Audrey Hepburn stars as Nicole, the daughter of a Paris millionaire. Her father is renowned as an art collector, but his love for art goes beyond that. In his hidden attic, he forges paintings, displaying them to the world as original masterpieces by great painters. The father with questionable morals shares a warm relationship with his daughter, who is quite terrified of being caught by the police. He has been lucky for many years and is confident that he will not be caught any time soon.
Simon, played by Peter O’Toole, is a burglar with style, who drives fancy cars and stays at posh hotels. He is caught by Nicole trying to steal one of the forged paintings. In a cute hilarious scene, Nicole shoots him, then bandages him and finally ends up driving him safely back to his five star hotel, instead of reporting him to the police. I was convinced that Simon is perhaps a rich art connoisseur himself and only pretending to be a burglar. The end had me pleasantly surprised.
As always, Audrey Hepburn excels in her part and looks gorgeous. Her dresses are fashionable and her character was funny and adorable. Peter O’Toole was a revelation. Simon’s character had an easy assurance and I could see why he could almost effortlessly sweep Nicole off her feet. Usually, I find the lead actors older than my liking in such films. But, Peter is handsome, elegant and suited well paired opposite Audrey. I wonder how I have missed watching his movies all these days!
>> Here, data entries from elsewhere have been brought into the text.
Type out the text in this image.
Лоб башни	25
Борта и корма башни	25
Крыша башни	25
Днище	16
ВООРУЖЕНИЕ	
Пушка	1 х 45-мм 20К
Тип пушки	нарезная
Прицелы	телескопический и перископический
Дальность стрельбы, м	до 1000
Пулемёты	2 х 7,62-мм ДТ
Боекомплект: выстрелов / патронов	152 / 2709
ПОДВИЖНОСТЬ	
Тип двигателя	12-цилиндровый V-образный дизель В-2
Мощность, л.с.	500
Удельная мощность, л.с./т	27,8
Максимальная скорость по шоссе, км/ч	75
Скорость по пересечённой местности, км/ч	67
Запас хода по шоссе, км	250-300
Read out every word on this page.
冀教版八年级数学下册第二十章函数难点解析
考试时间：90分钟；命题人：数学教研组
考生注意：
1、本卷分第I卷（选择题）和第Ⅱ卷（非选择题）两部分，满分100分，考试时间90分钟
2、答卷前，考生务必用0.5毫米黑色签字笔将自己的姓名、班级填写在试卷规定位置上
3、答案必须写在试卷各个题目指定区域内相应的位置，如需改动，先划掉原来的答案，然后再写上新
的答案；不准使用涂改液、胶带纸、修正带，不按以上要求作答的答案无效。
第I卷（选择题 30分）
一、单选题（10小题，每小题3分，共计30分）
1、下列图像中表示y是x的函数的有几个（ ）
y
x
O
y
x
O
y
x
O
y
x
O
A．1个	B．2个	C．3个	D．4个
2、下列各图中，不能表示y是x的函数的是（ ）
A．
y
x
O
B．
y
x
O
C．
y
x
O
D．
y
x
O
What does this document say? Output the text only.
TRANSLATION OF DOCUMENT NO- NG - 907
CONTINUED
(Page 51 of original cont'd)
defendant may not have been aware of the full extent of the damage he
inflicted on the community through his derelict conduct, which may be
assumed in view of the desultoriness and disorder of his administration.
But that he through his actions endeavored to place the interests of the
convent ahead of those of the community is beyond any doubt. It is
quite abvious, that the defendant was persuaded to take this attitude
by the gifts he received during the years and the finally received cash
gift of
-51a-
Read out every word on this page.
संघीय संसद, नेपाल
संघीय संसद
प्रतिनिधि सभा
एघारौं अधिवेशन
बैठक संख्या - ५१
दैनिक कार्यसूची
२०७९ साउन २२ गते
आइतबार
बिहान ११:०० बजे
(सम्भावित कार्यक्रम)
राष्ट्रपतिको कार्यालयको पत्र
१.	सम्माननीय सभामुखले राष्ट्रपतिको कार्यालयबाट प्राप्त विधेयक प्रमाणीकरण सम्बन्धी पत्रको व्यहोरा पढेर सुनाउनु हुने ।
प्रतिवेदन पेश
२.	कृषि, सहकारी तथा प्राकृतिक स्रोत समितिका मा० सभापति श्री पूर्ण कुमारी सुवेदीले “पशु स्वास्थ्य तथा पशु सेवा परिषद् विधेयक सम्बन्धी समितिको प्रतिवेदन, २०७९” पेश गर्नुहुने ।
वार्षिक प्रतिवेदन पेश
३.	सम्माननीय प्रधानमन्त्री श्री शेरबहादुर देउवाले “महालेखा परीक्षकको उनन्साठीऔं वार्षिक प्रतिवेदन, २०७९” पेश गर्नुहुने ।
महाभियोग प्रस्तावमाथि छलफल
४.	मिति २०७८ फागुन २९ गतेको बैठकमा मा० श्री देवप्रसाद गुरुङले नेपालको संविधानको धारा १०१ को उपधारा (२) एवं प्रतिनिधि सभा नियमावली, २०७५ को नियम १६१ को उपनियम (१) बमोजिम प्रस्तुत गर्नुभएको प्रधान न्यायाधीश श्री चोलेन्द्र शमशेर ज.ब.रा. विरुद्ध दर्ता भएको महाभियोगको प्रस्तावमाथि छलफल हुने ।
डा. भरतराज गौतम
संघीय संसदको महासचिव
Coming back to the movie… when Nicole’s father forges a Cellini Venus sculpture and loans it to an art museum, it is time for the daughter to take matters into her own hands. She enlists the intriguing, maddening burglar’s help in stealing the sculpture from the high-security museum.
One of my favourite moments of the film was when Simon uses a strong magnet and shoe lace to break himself and Nicole free from a locked closet. The plan and props were simple, yet superbly effective. And during the robbery, the hero and heroine got a few memorable romantic moments as well.
I did tend to get a little lost by the art related references, but the dialogues were witty and the comedy had a sophisticated class to it.
Finally, the moving ending has some nice twists which I don’t wish to give away. All in all, if you love Audrey Hepburn movies and enjoy a good old heist story then this is a must watch for you.